1981 book by Purusha Larkin

The Divine Androgyne According To Purusha: Adventures In Cosmic Erotic Ecstasy and Androgyne Bodyconsciousness is a 1981 book by Purusha Larkin.

== Summary ==
The book advocates for liberation from sexual repression through the release of physical inhibitions and celebration of physical pleasure, as well as the fusion of sexual ecstasy and religious spirituality. Themes explored in the book include androgyny, tantric sex, body modification, genital piercing, and fisting. In an April 1983 interview, Larkin described the book as teaching males to merge masculinity and femininity, hence his self-styling as a "divine androgyne".

== Reception ==
The book received a mixed reception. Mark Thompson characterized the book as "a deeply felt, spiritually evolved statement on the potentialities of eros and bliss," but indicated that many other critics derided the book as egotistical.

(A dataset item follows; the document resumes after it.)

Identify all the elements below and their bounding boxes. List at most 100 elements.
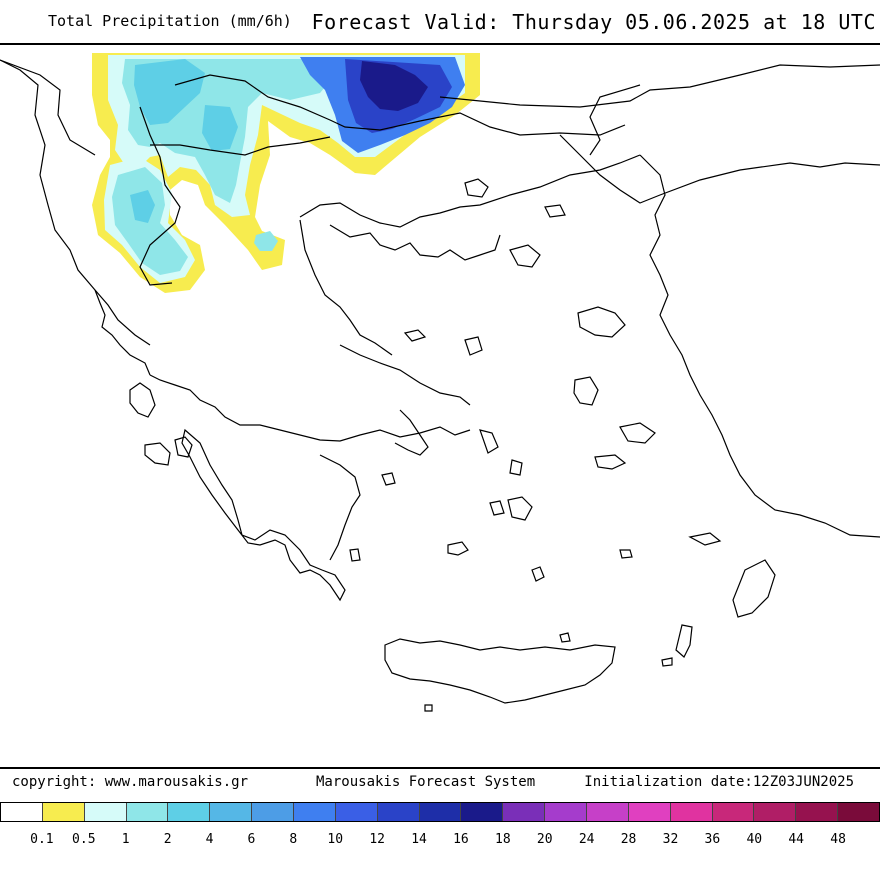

The San Francisco Sentinel referred to the book as "a combination of gay sex manual, coffee table conversation piece, and meditational guide to the universe," noting that "Larkin states his arguments clearly and intelligently," but critiquing "his failure to explain how his average reader can find time or energy to pursue sexual ecstasy with the dogged devotion prescribed in The Divine Androgyne." Larkin's emphasis on fisting as a form of cosmic pleasure was further stymied by the spread of HIV/AIDS in the United States, which prompted caution against anal intercourse.

== In popular culture ==
According to the Tom of Finland Foundation, the book introduced a "distinctive form of Gay spirituality." In 2024, the foundation hosted an exhibition by artist-in-residence Sam Ashby that explored "queer spirituality and utopian sexualities through the figure of Purusha." Later that year, the exhibit traveled to the San Mei Gallery in London.